A SCN1A Missense Variant (c.4522T>A, p.(Tyr1508Asn) Associated with Genetic Epilepsy with Febrile Seizures Plus: Clinical Phenotype and Genetic Analysis of a Chinese Pedigree

Xiaoling Li^1,2*

• ¹Jinan Children's Hospital, Shandong, China
• ²Children's Hospital Affiliated to Shandong University, Jinan, China

Abstract: Genetic epilepsy with febrile seizures plus (GEFS+, OMIM 604403) is a clinically and genetically heterogeneous epilepsy spectrum disorder characterized by phenotypic variability and complex inheritance patterns. The SCN1A gene (encoding the α1 subunit of the voltage-gated sodium channel Nav1.1) is the most frequently implicated driver, although variants in other sodium channel genes and synaptic pathway regulators have also been reported. Herein, we describe a GEFS+ pedigree identified in clinical practice, with comprehensive genetic and phenotypic characterization. It should be noted that this family has been previously reported in a Chinese publication, and the present study provides further in-depth genetic and clinical analysis based on the original cohort. High-throughput sequencing of the proband followed by Sanger sequencing validation in family members identified a heterozygous missense variant in SCN1A: c.4522T>A p.(Tyr1508Asn). This variant was detected in five affected family members and one asymptomatic carrier. In accordance with the ACMG/AMP guidelines (2015) and ClinGen Epilepsy Sodium Channel Expert Panel specifications (Version 2.0.0), the variant was classified as a Variant of Uncertain Significance (VUS), given its absence from population databases (1000 Genomes, gnomAD, ESP6500) and clinical variant repositories (ClinVar, HGMD), as well as lack of prior literature reports.
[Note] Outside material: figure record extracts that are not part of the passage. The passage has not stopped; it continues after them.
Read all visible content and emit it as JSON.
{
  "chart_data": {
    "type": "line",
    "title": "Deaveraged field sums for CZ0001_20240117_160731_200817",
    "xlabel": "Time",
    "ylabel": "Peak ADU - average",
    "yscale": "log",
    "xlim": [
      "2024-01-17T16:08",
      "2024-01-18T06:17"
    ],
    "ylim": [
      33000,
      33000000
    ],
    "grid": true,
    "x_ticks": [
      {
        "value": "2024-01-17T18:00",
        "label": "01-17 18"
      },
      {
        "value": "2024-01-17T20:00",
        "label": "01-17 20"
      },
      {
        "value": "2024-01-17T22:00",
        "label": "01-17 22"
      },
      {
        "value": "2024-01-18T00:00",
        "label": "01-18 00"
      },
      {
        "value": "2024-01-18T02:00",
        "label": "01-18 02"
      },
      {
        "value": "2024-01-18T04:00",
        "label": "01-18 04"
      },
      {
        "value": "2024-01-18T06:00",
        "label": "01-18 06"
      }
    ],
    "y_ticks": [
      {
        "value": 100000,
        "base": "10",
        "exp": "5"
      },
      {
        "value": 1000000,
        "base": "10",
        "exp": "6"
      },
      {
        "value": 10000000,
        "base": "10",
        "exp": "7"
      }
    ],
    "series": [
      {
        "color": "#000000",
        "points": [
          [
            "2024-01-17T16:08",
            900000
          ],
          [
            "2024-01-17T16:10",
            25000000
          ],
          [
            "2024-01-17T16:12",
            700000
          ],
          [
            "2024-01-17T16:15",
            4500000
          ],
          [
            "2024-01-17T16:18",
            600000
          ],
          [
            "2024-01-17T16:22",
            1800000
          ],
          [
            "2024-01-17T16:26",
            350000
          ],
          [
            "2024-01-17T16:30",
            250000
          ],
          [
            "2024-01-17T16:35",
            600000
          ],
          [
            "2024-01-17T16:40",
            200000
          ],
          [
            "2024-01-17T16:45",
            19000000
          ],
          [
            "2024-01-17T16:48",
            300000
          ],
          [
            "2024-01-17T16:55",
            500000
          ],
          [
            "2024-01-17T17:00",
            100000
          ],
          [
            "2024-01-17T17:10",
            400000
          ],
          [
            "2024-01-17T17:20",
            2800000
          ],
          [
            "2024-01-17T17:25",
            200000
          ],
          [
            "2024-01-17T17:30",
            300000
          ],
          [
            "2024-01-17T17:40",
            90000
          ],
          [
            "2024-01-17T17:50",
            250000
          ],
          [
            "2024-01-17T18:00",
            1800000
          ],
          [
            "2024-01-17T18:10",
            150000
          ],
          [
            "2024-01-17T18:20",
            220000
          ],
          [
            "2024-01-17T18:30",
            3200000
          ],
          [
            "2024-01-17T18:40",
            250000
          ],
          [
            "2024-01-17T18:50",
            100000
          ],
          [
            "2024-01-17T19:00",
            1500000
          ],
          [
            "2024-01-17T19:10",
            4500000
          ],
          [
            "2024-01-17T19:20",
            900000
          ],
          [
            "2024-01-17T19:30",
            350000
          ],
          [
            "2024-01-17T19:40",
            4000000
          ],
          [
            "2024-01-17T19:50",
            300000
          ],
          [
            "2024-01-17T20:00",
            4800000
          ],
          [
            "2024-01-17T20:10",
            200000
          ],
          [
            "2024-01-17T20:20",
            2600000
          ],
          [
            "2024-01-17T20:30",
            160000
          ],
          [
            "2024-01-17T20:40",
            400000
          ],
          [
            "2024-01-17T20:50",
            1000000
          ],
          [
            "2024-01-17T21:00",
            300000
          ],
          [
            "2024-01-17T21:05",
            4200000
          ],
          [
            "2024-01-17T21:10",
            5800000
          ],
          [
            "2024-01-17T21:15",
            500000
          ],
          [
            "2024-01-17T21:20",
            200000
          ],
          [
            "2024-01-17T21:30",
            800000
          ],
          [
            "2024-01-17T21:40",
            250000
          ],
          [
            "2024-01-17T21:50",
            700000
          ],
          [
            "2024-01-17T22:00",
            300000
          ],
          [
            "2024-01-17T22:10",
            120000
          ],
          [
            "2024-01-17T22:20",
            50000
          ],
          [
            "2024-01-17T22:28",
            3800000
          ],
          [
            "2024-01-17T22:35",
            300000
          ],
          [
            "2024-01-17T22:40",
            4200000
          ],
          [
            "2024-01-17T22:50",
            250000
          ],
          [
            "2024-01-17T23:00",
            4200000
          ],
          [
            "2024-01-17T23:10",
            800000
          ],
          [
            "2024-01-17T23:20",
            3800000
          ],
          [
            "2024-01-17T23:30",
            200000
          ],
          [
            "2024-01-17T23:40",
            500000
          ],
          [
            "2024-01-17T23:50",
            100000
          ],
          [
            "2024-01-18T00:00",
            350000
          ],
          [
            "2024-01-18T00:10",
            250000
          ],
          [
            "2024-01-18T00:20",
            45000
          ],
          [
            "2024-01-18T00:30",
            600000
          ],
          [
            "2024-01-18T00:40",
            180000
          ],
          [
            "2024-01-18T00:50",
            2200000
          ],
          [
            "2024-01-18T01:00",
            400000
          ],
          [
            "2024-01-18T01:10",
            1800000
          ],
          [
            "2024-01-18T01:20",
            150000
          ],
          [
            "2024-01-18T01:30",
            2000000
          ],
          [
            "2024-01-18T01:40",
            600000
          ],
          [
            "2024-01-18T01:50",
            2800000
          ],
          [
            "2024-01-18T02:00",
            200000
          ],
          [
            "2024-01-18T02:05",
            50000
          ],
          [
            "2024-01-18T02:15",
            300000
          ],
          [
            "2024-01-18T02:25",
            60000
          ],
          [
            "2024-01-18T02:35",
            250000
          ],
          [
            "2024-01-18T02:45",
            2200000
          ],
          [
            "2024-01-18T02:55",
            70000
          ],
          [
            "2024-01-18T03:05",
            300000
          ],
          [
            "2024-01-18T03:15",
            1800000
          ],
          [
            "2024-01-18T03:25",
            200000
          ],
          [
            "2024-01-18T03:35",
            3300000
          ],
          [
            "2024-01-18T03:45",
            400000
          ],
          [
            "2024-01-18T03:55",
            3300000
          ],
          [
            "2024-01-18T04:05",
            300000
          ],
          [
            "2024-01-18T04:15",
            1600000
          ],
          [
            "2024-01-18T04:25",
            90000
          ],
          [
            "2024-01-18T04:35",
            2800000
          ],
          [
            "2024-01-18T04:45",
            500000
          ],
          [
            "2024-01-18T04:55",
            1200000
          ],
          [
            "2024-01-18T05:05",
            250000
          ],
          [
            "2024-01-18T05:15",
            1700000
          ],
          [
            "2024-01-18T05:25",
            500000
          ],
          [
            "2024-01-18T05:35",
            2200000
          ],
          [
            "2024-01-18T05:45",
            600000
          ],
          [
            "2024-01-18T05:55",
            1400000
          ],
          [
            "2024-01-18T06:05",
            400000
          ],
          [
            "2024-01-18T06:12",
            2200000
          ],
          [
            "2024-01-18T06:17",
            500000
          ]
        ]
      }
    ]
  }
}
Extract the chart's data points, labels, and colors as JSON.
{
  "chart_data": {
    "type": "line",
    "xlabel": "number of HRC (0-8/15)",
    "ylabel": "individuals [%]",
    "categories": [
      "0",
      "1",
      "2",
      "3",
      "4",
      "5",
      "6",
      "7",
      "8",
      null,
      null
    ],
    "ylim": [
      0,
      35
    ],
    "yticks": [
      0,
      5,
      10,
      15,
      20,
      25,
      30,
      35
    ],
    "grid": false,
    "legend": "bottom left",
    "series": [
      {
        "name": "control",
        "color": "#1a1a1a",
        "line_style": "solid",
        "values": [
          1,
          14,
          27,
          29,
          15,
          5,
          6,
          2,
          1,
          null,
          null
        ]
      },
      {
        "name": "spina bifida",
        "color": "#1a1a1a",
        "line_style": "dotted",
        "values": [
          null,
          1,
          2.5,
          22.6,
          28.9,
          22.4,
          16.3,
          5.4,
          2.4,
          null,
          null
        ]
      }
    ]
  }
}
Co-segregation analysis confirmed consistent association between the variant and GEFS+ spectrum phenotypes, and in silico predictions (PolyPhen-2, SIFT, VariantTaster) supported a deleterious effect on protein function. The inheritance pattern was consistent with autosomal dominant inheritance with incomplete penetrance. Structural analysis localized the variant to the intracellular D3-D4 linker of Nav1.1, a domain critical for fast channel inactivation, providing a plausible mechanistic basis for altered neuronal excitability. Our findings expand the spectrum of SCN1A variants associated with GEFS+ and highlight the importance of comprehensive pedigree analysis in deciphering the genetic basis of heterogeneous epilepsy syndromes. These data also provide clinically actionable insights for genetic counseling and precision medicine in affected families once the variant is proven to be pathogenic.